In the past few years, as the Tories have focused on the spectacle of Brexit and culture wars, the anti-“welfare” strategy that dominated the early 2010s under David Cameron has been noticeably quieter. But the increasing hardship of the cost of living crisis, coupled with the implosion of support for the Conservative party in the polls, offers a chance to bring it back to the foreground. At a time when many workers can’t afford to put the heating on, it is fertile ground for convincing voters that the work-shy sick are scamming the system.
A government that was genuine about closing the labour gap would actually address the reasons for it. That means providing NHS and social care investment, affordable childcare, tackling disability prejudice from employers, and acknowledging that Brexit robbed us of migrant’s talents.

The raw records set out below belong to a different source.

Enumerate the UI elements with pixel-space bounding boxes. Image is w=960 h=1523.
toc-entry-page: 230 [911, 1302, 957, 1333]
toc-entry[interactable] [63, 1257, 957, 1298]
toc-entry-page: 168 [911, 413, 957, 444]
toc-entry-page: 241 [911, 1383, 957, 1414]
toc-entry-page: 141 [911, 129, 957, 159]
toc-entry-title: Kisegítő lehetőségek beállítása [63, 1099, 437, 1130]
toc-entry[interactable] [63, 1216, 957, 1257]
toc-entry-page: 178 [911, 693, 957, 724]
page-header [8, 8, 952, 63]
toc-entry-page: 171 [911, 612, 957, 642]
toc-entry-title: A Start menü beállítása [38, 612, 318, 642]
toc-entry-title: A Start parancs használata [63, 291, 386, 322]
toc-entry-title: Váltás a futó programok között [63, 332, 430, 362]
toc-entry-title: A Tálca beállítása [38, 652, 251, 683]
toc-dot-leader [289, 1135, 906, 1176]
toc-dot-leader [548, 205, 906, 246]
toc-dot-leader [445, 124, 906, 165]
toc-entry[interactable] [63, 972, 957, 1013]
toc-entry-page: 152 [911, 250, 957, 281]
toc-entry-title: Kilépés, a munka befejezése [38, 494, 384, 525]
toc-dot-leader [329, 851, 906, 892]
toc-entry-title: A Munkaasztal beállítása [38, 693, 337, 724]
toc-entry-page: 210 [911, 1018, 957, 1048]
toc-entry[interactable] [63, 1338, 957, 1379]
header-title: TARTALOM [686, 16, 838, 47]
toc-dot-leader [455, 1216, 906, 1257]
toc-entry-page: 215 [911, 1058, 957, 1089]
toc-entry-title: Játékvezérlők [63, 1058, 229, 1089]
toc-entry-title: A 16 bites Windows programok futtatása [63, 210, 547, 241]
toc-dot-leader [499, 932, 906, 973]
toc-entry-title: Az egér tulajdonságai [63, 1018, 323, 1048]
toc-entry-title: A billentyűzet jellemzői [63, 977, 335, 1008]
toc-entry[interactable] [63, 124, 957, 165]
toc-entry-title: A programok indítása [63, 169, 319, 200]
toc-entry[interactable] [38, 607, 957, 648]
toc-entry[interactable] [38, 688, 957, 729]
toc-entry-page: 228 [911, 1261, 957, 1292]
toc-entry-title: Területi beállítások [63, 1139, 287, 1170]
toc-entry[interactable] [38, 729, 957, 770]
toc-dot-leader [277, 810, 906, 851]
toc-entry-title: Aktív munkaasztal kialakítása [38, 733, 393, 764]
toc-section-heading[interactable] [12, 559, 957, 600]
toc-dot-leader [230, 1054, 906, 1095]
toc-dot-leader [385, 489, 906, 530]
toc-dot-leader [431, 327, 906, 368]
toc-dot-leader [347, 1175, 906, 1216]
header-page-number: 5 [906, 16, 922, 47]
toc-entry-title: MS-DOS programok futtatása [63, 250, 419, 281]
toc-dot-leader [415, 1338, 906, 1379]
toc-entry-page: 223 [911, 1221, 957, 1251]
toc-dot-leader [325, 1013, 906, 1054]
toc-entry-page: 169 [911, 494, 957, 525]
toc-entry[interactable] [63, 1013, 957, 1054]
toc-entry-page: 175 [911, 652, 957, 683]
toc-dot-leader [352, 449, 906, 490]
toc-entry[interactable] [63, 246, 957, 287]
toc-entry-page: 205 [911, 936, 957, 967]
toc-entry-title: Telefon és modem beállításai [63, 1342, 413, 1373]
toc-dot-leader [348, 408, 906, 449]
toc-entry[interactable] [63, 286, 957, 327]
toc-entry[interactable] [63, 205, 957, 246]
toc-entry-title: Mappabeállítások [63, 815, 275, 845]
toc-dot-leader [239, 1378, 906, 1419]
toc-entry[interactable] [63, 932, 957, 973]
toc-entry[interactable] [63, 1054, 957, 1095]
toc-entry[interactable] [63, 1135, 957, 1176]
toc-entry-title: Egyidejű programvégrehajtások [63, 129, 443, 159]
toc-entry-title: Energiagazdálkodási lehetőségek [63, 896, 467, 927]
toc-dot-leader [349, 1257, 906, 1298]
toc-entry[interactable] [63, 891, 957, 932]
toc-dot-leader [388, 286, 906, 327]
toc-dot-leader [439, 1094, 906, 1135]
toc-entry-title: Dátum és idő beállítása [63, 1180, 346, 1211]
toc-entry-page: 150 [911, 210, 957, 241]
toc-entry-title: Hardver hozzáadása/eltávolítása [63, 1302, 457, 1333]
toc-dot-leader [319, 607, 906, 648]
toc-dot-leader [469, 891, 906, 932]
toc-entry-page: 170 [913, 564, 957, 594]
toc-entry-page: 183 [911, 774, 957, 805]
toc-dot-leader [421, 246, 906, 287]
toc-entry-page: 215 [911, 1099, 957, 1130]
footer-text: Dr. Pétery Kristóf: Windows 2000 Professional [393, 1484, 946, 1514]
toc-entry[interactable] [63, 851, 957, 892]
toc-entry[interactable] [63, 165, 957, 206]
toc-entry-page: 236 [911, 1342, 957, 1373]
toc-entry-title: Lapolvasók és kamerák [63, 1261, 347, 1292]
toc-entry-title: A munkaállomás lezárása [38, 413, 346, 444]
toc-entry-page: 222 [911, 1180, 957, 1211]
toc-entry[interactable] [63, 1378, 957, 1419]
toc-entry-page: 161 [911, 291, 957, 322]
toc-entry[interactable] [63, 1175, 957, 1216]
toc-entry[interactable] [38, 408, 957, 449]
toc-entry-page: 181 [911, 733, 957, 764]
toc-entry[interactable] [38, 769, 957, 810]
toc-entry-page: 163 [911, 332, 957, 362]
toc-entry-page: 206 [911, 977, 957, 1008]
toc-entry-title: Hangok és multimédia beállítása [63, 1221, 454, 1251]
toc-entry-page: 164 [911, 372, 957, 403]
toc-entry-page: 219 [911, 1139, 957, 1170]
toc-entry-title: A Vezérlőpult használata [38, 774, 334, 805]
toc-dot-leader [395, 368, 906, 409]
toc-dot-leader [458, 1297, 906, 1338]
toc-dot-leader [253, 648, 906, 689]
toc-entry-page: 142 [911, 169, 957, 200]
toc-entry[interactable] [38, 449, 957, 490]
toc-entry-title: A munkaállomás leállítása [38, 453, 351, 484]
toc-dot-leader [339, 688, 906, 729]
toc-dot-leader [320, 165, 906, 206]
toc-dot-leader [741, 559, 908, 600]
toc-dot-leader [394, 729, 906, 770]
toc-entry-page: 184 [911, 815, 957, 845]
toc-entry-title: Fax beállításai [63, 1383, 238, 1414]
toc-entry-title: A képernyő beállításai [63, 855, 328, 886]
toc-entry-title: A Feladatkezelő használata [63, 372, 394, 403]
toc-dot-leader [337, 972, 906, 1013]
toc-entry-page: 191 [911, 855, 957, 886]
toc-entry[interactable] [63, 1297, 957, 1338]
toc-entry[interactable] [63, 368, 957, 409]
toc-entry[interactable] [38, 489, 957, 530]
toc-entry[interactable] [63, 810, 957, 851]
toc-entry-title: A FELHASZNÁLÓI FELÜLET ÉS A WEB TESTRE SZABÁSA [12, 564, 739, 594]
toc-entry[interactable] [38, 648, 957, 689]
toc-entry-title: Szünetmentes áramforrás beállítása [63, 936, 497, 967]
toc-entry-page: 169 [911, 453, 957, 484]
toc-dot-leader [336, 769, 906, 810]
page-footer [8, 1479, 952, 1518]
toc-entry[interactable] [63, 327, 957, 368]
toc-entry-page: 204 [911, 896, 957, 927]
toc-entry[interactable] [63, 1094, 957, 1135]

Research by the Institute for Fiscal Studies published last week showed that successive waves of welfare changes have trapped people in dead-end low-paid work, with many still needing top-up benefits to survive. This just shows how self-defeating a drive to get claimants back to work at any cost can be.
Instead of fearing excess claims for disability benefits, the government could start by recognising that a decade of tightening eligibility for out-of-work sickness benefits, on top of cuts to rates, means disabled people are actually far more likely to be incorrectly found “fit for work” than awarded benefits they don’t need.
The tragedy is, this would involve an intellect and morality current ministers are severely lacking. Scapegoating the sick is altogether easier.